Doesn’t that mean everything is PII? The answer to this question is also no. Some data is obviously higher risk than other data. This includes items like the list of items I spelled out above. But, knowing I’m a member of PMI or a runner isn’t the kind of thing I would personally be uncomfortable sharing in almost any situation. That makes those elements low value data on me. In this case, part of what makes my Google search so fun is that I gave it one of the high value data bits about me  (my name); which happens to be pretty uncommon. If I were a “J. Smith” it would be a LOT harder to get the kind of detailed data we saw on me, because the high value bit in that case is still pretty common in the population at large.

Is all data shared about me bad? Nope. In fact, there are situations where we want some data shared; and to be lumped into large groups – such as medical research. If I personally exhibit some kind of medical problem; I’d want the options presented to me to be as advanced as possible, and as tailored to me as possible. So, it’s in my long term best interest to be part of those research groups. Obviously, I don’t want my name to show up on a list because of it; but that’s more about restricting access to the data than it is about having the data recorded somewhere. A quote I like here is “The ability to re-identify someone in a poorly anonymized data set still depends on the existence of another source of PII to link to this information.”
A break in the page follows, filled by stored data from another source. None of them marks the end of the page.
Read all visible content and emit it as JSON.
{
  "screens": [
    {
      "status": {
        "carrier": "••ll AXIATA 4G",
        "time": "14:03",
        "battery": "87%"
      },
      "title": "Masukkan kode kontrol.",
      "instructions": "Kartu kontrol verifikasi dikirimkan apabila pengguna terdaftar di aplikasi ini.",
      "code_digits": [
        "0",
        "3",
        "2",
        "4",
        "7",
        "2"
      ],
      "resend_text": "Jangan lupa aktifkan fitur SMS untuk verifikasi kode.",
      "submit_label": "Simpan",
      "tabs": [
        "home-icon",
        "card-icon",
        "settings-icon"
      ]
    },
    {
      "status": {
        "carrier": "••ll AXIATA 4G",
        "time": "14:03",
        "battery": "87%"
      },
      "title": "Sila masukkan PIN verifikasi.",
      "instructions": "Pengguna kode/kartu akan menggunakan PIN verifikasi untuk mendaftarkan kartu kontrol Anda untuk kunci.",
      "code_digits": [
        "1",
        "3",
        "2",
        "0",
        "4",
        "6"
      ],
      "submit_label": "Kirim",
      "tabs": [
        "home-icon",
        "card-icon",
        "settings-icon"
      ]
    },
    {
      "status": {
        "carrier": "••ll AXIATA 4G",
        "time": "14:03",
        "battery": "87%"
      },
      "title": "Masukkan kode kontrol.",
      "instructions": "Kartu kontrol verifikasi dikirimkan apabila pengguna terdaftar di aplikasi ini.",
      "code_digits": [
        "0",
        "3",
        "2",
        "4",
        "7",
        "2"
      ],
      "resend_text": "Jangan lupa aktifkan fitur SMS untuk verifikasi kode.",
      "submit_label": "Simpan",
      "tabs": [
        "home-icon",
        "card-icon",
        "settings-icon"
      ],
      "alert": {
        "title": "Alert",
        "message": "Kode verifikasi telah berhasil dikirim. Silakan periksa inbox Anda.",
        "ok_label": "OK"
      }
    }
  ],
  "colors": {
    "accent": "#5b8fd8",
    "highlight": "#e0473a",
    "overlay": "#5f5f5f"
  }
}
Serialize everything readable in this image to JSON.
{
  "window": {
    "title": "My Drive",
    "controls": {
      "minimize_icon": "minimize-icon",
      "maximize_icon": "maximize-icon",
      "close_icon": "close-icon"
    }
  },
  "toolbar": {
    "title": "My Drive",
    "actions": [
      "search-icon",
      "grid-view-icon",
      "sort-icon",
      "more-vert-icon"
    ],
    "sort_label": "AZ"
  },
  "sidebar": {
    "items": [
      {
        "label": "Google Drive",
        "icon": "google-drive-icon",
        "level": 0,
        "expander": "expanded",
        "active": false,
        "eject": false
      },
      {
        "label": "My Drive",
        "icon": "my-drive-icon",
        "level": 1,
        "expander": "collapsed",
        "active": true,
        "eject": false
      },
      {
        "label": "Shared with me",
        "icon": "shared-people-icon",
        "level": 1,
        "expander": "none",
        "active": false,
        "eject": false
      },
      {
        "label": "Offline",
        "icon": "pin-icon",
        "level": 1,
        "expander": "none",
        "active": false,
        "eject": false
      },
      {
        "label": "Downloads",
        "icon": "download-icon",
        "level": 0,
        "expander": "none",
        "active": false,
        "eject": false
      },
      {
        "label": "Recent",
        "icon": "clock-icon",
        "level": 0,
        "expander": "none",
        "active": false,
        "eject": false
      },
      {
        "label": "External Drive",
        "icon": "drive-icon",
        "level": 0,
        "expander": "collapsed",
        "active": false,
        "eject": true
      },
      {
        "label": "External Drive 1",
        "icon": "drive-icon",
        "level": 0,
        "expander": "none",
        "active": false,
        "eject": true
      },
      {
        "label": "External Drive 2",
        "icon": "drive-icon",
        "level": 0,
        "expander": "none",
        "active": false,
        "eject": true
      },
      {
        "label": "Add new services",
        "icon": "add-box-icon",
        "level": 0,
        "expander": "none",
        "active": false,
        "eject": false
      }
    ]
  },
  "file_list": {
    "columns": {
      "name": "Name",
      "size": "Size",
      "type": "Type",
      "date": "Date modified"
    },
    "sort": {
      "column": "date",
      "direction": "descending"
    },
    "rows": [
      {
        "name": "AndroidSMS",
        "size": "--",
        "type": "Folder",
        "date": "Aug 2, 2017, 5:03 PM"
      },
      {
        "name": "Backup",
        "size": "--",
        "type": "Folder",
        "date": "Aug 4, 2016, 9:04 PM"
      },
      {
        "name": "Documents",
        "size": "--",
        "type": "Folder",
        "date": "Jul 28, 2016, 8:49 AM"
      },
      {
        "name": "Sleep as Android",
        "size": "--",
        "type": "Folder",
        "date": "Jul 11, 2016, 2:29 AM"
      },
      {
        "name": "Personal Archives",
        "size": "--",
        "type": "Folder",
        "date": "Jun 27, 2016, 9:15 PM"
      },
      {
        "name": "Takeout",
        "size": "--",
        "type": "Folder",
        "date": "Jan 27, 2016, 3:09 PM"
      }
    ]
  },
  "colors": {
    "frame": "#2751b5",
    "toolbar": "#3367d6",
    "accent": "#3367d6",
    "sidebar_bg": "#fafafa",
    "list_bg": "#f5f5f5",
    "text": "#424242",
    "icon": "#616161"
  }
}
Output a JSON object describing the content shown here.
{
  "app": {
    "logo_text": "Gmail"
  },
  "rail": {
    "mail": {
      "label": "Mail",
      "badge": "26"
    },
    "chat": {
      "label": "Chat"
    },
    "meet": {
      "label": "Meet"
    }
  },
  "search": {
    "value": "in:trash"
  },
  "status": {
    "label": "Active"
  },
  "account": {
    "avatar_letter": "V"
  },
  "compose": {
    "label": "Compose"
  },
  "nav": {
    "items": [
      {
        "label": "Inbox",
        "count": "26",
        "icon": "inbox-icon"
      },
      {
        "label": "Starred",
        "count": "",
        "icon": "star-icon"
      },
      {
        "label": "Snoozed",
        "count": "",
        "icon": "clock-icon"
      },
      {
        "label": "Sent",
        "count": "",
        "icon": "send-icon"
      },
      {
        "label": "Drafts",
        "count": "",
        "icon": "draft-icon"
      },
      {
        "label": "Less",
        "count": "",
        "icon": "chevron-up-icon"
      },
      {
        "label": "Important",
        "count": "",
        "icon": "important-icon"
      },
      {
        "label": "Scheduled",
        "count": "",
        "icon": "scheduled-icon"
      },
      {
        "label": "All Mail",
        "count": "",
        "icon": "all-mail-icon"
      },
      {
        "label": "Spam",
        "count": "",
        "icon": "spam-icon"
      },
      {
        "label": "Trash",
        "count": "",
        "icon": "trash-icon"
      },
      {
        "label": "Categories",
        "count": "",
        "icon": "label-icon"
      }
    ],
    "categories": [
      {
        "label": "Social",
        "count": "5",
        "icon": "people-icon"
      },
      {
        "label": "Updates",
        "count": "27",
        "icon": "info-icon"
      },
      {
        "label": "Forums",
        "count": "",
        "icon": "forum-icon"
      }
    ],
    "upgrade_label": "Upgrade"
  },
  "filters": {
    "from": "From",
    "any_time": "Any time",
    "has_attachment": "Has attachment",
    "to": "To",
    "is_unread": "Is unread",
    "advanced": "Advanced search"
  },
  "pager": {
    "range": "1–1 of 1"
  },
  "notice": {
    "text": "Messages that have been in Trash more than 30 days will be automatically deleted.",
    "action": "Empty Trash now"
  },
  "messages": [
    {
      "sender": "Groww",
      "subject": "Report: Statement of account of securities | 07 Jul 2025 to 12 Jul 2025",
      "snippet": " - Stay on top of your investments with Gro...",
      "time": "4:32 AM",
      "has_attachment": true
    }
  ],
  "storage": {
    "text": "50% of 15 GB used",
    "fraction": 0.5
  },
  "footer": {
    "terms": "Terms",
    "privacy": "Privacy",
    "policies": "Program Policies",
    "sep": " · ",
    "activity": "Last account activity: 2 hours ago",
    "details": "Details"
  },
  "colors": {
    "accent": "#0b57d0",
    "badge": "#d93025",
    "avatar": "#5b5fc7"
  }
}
To wrap this up, what are industry recommendations to find the right balance? There are a lot of basic recommendations. A few of the ones everyone should be using include:

  • Companies should keep the least amount of data necessary and appropriate to the use; and purge often.
  • Handle the differing levels of risk to the data appropriately.
  • This is not just the company that you are choosing to have a relationship with; but should include 3rd parties.
  • Provide security safeguards.
  • Reduce aggregation – this means that multiple places should not auto-connect my profiles (a simplified example is that a Tweet is visible in Google and Bing).
  • Restrict access to PII style data; and least use of it. (If my data is being pushed and pulled to many places a bunch of times, which means more opportunity for failure to protect my data.)
  • Last, but not least, review privacy policies by any 3rd party you share data with.